Existen otros factores de riesgo más específicos, como los antecedentes familiares, las rupturas de pareja o la práctica de determinadas disciplinas, entre las que destaca el ballet. La Dra. Díez considera que el motivo principal y más común es la restricción voluntaria de la dieta. En Nuria, el mayor detonante fue la búsqueda de perfección y el ansia de controlar lo único a su alcance completo: su cuerpo. La anorexia «nunca te sacia —afirma—, nunca consigues sentirte del todo satisfecho porque, por naturaleza, somos muy limitados».

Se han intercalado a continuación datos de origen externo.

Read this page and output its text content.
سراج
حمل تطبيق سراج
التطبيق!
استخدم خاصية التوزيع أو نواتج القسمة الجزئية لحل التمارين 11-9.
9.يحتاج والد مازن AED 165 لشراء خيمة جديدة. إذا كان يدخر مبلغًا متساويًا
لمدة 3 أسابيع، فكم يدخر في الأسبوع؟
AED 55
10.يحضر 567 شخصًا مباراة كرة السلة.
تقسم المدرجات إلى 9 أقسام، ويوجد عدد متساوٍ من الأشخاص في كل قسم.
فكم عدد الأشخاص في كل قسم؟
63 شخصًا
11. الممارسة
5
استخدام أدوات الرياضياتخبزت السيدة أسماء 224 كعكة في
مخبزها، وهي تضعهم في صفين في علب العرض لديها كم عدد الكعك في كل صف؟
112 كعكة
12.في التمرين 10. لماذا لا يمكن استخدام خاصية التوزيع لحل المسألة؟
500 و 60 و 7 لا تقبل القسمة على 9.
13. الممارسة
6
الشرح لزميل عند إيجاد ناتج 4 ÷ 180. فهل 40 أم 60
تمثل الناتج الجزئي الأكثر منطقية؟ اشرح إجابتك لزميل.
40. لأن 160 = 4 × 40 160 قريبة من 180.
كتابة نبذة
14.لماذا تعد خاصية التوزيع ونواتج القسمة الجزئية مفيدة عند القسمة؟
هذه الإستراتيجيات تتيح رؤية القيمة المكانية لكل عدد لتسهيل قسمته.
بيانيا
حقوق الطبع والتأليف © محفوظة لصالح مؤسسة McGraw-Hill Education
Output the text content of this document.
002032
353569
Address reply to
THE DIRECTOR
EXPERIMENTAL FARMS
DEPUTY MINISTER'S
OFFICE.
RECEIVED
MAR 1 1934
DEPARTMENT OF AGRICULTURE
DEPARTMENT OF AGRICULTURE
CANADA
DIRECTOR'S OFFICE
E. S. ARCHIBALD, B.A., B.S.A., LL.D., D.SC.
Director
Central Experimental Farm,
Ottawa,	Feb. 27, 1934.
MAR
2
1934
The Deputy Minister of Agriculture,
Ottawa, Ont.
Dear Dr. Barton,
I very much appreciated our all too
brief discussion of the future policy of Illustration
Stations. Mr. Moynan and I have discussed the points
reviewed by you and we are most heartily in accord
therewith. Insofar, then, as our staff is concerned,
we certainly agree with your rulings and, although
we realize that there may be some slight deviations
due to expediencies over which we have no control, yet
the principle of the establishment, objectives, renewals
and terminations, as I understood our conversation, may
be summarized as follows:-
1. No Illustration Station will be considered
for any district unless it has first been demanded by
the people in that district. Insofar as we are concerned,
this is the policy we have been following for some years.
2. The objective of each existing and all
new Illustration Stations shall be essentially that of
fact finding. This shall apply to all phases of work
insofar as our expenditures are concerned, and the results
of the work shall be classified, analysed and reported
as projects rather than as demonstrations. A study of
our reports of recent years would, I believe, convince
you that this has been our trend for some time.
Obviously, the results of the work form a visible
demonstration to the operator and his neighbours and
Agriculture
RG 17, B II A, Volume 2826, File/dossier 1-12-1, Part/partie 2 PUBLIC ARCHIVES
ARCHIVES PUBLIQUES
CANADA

Dado el carácter multifactorial de la anorexia, no hay medicamentos específicos para combatirla. Según la Dra. Díez, el tratamiento se centra en recuperar un peso saludable y en trabajar los aspectos psicológicos y emocionales. «Enseñarles por qué se produce su enfermedad, y qué pueden hacer para mejorarla es un proceso prolongado y difícil», indica. En el mejor de los escenarios, se resuelve en unos cinco años. Conforme avanza el seguimiento clínico, la mente de las enfermas desarrolla una capacidad especial para mentir, tanto a ellas mismas como a sus familias. Se aíslan de los demás porque se sienten incomprendidas y juzgadas. Construyen una coraza donde la anorexia crece tanto que da la impresión de cobrar vida propia. «Parecía que dentro de mí habitaban dos personas», cuenta Nuria. De un lado, la que iba convirtiéndola en esclava de la enfermedad. Del otro, la que no quería rendirse, a la que llamó su «verdadero yo». Ana describió esa escisión en su libro: «Las terapias y la medicación habían dado sus frutos porque “mi verdadero yo” se resistía a volver a caer en semejante calvario».
La lucha interna constante y la montaña rusa de mejoras y recaídas desgastaron a las jóvenes hasta casi hacerles perder la esperanza. En un momento crítico del tratamiento de Ana, cuando los progresos no eran perceptibles, los médicos la amenazaron con conectarla a una sonda si no comía lo prescrito. «Por un instante —evoca—, pensé que quizá alimentarme así fuera menos duro que enfrentarme cara a cara con la comida».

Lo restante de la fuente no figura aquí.